NASA's Christina Koch just made history by breaking the record for longest single spaceflight by a female astronaut.
Koch returned to Earth on Thursday. The Soyuz capsule carrying Koch, commander Alexander Skvortsov of the Russian space agency Roscosmos and Luca Parmitano of the European Space Agency left the International Space Station at 12:50 a.m. EST and landed in Kazakhstan at 3:12 p.m. local time.
After touching down, Koch smiled and gave an ecstatic thumbs-up to the crowd. A support team then helped her out of the capsule and had her participate in a post-flight check-up. According to the Associated Press (via NBC News) Russian space officials said the crew was in good shape.
Koch spent 328 days in space. She launched Mar. 14, 2019 alongside fellow astronauts Nick Hague and Alexey Ovchinin and was a part of Expeditions 59, 60 and 61. This marked her first flight into space.
"Koch's extended mission will provide researchers the opportunity to observe effects of long-duration spaceflight on a woman as the agency plans to return humans to the Moon under the Artemis program and prepare for human exploration of Mars," NASA stated in a release on its website.
In addition, the Expedition 61 crew contributed to hundreds of experiments in the areas of biology, Earth science, human research, physical sciences and technology development.
Koch also worked on several other NASA objectives.

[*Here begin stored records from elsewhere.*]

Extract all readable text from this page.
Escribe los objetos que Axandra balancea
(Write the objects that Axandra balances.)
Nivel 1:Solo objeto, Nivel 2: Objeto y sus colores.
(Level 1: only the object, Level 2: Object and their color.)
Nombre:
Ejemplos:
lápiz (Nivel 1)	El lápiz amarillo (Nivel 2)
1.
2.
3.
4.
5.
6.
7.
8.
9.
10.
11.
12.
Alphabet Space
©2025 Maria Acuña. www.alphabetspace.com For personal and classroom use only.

"Supporting NASA's goals for future human landings on the Moon, Koch completed 5,248 orbits of the Earth and a journey of 139 million miles, roughly the equivalent of 291 trips to the Moon and back," NASA stated in a release. "She conducted six spacewalks during 11 months on orbit, including the first three all-woman spacewalks, spending 42 hours and 15 minutes outside the station. She witnessed the arrival of a dozen visiting spacecraft and the departure of another dozen."
The record was previously held by NASA astronaut Peggy Whitson, who spent 289 days in space. Scott Kelly holds the record for longest single spaceflight overall. He spent 340 days in space.